My DIY electrostatic headphones - Page 8

With a CNC machine you could just make Stax sockets like we did for the DIY SRM-T2 project.  The whole piece is milled from a block of Teflon and the sockets are from the CMC octal tube sockets. 

Really interesting and innovative work! Anxious to hear how your phones compare to a 407. I have a small hoard of the Amphenol 5 pin jacks that are used  in most Stax amplifiers.  As Spritzer says, you can probably make better, but I'd be happy to contribute a few towards your projects. PM me if you're interested.

This is incredible. After you iron out whatever small stuff you want to fine tune and find a build you are happy with======> Have you thought of offering this in a D.I.Y. kit form of unassembled parts/instruction manual for tech minded people to assemble themselves? I am sure you would have a positive response. Having a D.I.Y. set of these would make a person proud.

Truly inspiring.

Dear chinsetawong,

Why not build a headphone that is no longer available but has a unique design like the Stax Sigma:-))

Regards Georg

That arrangement is really food for thought.

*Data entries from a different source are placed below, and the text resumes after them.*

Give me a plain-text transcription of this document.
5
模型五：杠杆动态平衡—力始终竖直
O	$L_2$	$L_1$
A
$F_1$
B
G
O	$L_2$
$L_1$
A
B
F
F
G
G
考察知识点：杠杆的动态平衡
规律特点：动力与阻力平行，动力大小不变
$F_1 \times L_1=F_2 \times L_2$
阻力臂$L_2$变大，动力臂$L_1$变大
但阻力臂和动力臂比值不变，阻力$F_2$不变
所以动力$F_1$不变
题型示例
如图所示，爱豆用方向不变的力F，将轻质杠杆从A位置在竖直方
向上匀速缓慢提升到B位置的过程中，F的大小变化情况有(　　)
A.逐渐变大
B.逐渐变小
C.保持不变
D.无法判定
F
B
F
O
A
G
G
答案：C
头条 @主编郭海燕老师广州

I was wondering if you would need to pull out the diaphragms with a very accurate force. If they stay unevenly stretched, you might have distortion.

I was wondering if the PCB (woven glass epoxy?) shield is enough to isolate the outer layer and the inner layer of the second stator.

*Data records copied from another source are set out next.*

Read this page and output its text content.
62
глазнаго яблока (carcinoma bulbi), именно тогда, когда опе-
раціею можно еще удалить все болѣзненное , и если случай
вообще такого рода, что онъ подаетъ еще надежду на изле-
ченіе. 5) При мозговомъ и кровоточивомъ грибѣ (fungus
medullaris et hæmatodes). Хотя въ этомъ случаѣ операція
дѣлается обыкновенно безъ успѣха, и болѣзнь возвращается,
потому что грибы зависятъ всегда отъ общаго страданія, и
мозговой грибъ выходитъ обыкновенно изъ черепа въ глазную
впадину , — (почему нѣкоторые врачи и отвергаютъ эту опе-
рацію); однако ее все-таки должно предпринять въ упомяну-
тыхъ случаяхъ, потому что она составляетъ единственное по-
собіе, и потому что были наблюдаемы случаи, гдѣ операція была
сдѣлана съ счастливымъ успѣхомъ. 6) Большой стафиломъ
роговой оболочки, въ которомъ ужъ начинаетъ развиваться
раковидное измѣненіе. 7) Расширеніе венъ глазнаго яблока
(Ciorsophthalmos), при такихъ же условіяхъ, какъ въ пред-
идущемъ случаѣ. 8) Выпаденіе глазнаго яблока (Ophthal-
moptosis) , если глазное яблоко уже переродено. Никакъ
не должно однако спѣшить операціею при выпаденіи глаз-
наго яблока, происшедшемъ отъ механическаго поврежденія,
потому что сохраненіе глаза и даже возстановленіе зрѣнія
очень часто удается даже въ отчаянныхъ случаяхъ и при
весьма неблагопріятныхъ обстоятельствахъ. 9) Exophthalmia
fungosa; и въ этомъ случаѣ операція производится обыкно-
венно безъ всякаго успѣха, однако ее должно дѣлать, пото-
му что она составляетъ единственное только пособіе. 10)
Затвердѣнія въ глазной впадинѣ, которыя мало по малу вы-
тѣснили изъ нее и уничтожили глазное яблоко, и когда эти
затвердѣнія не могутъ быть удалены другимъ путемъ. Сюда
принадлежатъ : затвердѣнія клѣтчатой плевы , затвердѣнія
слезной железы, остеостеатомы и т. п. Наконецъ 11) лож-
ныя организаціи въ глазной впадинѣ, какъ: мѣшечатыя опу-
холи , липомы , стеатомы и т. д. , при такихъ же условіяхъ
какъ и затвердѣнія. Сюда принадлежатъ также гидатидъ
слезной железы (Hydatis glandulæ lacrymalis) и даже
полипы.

What happens if you chose to supply inverse bias polarities? You would also invert + and – signal connections in the inner balanced arrange. For instance:

I was wondering the magnitude and direction of all forces and the resultant/net force acting not only in the diaphragms, but also acting in the stators. The second stator seems to be neutral in both arrangements, right?

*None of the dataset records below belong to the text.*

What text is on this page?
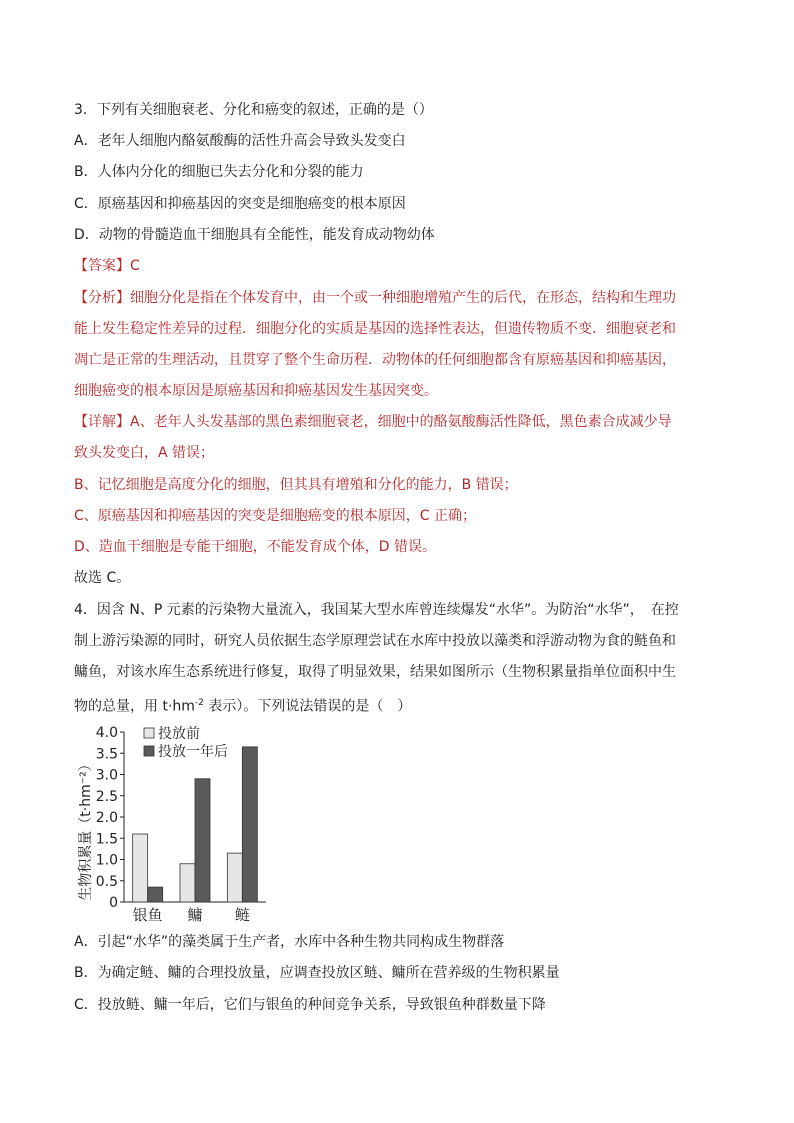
3．下列有关细胞衰老、分化和癌变的叙述，正确的是（）
A．老年人细胞内酪氨酸酶的活性升高会导致头发变白
B．人体内分化的细胞已失去分化和分裂的能力
C．原癌基因和抑癌基因的突变是细胞癌变的根本原因
D．动物的骨髓造血干细胞具有全能性，能发育成动物幼体
【答案】C
【分析】细胞分化是指在个体发育中，由一个或一种细胞增殖产生的后代，在形态，结构和生理功
能上发生稳定性差异的过程．细胞分化的实质是基因的选择性表达，但遗传物质不变．细胞衰老和
凋亡是正常的生理活动，且贯穿了整个生命历程．动物体的任何细胞都含有原癌基因和抑癌基因，
细胞癌变的根本原因是原癌基因和抑癌基因发生基因突变。
【详解】A、老年人头发基部的黑色素细胞衰老，细胞中的酪氨酸酶活性降低，黑色素合成减少导
致头发变白，A 错误；
B、记忆细胞是高度分化的细胞，但其具有增殖和分化的能力，B 错误；
C、原癌基因和抑癌基因的突变是细胞癌变的根本原因，C 正确；
D、造血干细胞是专能干细胞，不能发育成个体，D 错误。
故选 C。
4．因含 N、P 元素的污染物大量流入，我国某大型水库曾连续爆发“水华”。为防治“水华”，　在控
制上游污染源的同时，研究人员依据生态学原理尝试在水库中投放以藻类和浮游动物为食的鲢鱼和
鳙鱼，对该水库生态系统进行修复，取得了明显效果，结果如图所示（生物积累量指单位面积中生
物的总量，用 $t\cdot hm^{-2}$ 表示）。下列说法错误的是（　）
0
0.5
1.0
1.5
2.0
2.5
3.0
3.5
4.0
生物积累量（t·hm⁻²）
银鱼 鳙 鲢
投放前
投放一年后
A．引起“水华”的藻类属于生产者，水库中各种生物共同构成生物群落
B．为确定鲢、鳙的合理投放量，应调查投放区鲢、鳙所在营养级的生物积累量
C．投放鲢、鳙一年后，它们与银鱼的种间竞争关系，导致银鱼种群数量下降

I was wondering also resonation on the second stator. I do not think the air enclosed between diaphragms cause resonation, but what if you choose to make an imperfect vacuum there? Is there a way to do that? Perhaps it would be a sealed duct within the spacers so you can always reinforce the vacuum and try different air pressures. 

You would avoid air resistance inside the second stator mesh and may compensate occasional differences in the stretch forces applied to the diaphragms during the manufacturing. There would be also an impact in high frequencies interactions between both diaphragms as there would be little air to conduct sound.

But then there would be no air to push forces between both diaphragms, which was you first disign criteria (improve sensitivity).

Do you think this (air pressure between both diaphragms) is some way relevant?

I know sometimes engineering goes in practical models, but I love to simulate or anticipate things...

One last thought now on stator’s temperature.

I was reading those comments on C32 done by a Stax engineer who said they had a concern with the stator temperature so that they made a hole right in the middle of the mesh (stator). According to him that would improve air circulation (I wonder if it also improves the reproduction of certain high frequencies that will not reflect at the thinner mesh; do higher frequencies originate from the middle of the diaphragm or they come from the whole surface? A laser vibrometer would be useful to trace that…)

I think woven glass epoxy boards are less prone to temperature variations than the full metal C32 stators (different specific heat capacities on the materials). And the PCB copper layer is not thick enough to increase temperatures or accumulate so much heat energy.

But given the fact that your second stator will be air isolated, it would be nice to monitor its temperature along certain usage time.

I am looking forward to hearing the results from you. It is a very exciting project.

The heat would really only be an issue with a T2/BHSE pushing (relatively) massive amounts of current onto the stators and even so, only with prolonged periods of that.  Still all metal stators are more sensitive to the ill effects of temperature drift than the PCB based units.